Aaron Rodgers goes down and nothing is right in Packerland.
Mike McCarthy forgot how to coach. General Manager Ted Thompson is an idiot. Dom Capers? Is it true his middle name starts with an "F"?
The offense is boring and the defense can't stop a runny nose. The only Green Bay institutions escaping criticism these days are Kroll's and the church booyah feed. The only thing for sure is that the circular firing squad is now in session among Packers after the team lost three straight with Rodgers' snapped a collarbone. Everything sucks, they say. All is lost. Everyone at 1265 Lombardi is stupid.
A Hall of Fame quarterback in-waiting covers up a lot of warts and Rodgers did that and then some during the five games he finished this season. Folks making February hotel reservations in the Twin Cities after the 4-1 start are now cursing the Packers brass after the Monday night loss to the Lions. Rodgers' loss is massive, revealing cracks in what looked to be a Super Bowl foundation.
Rodgers' departure is one of injuries that laid waste to a Packers roster that looked good enough on paper in August to make them many an expert's choice to go to LII. Other teams lost QB's, too, and seem to be maintaining--Minnesota is winning with third-stringer Case Keenum--but when Rodgers left, Green Bay got exposed, especially on the defensive side of the ball. It couldn't get off the field at the end of the Dallas victory and it was on #12 and the offense to save the team's bacon.
That's when times were good.
Head coaches get second-guessed. So do assistants. Players are always fair game, and so are General Managers. Ted Thompson took a free-agent flier unlike any he's ever done before in signing Martellus Bennett and others during the past off-season. The same fans calling for his head in November are the same ones who wanted him out of town back in March for not fluffing the roster with available, veteran talent. We like to call ourselves "knowledgeable" but the fact is we're just as fickle, emotional and hypocritical as those who follow other teams. Sorry. Rip McCarthy for being too cautious with Hundley. Tear Capers apart for a predictable, underachieving "D", but leave Thompson alone when it comes to rolling the dice. If you want to have at him for anything, light him up for not owning the Bennett issue, leaving it to McCarthy to squirm, hedge, parse and finally get snarky with reporters after their 15th question about a player who never fit.
Accountability was a hallmark of the Bob Harlan/Ron Wolf era, when a front office treated the fans it claimed to admire with respect. That's the least they could do after decades of loyalty through lean years and a stock campaign or two that garnered millions in return for "shares" that amount to worthless receipts. GM Wolf answered any and all questions, good times and bad. He was great copy when winning, brutally honest in defeat, as in the "fart in the wind" label he hung on his team after losing Super Bowl XXXII to the Broncos.

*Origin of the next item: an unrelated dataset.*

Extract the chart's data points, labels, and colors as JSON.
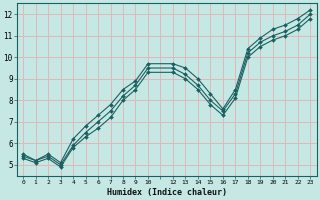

Thompson only talks when ordered to and, when he does, he serves up nothing-burgers. By letting silence rule, team president Mike Murphy forces McCarthy and his players to answer for the sins of the front office. The NFL isn't a democracy and fans don't have a speaking part when it comes time to pull the trigger on a free agent or decide what's needed on draft day, but they deserve the dignity of an honest take from the man who's job it is to make those calls.
Those folks in the seats are about to be tested, too: just how loyal will they be as the season plays out? Will Lambeau be packed to the rafters come December if the worst-case scenario happens and the losses mount? Or will Packers fans do what others across the country do when fed an inferior product and vote with their feet, opting to stay home or at the corner tap? Worse yet, what if they decide to put tickets that have been in the family since Uncle Klaus helped beat the Kaiser up for bid on Seat Geek? What would make for worse optics: row upon row of exposed aluminum bench for that last game against Minnesota December 23rd when the visitors might be on the cusp of a playoff berth or a full house that's half Packers, half Vikings? Do we want to live in a world where Lambeau chants of "Skol Vikings" are louder than those of "Go Pack Go"?
Everyone's on the clock here as the second half of the season is nigh. Victories fix everything but continued defeats will test the team to the core, from the fifth string DB to the most powerful of suits. Win or lose, transparency would be a welcome change from a disturbing new Green Bay tradition that has a franchise claiming to embrace its fans allowing it's GM to hold them at arm's length through good times and bad.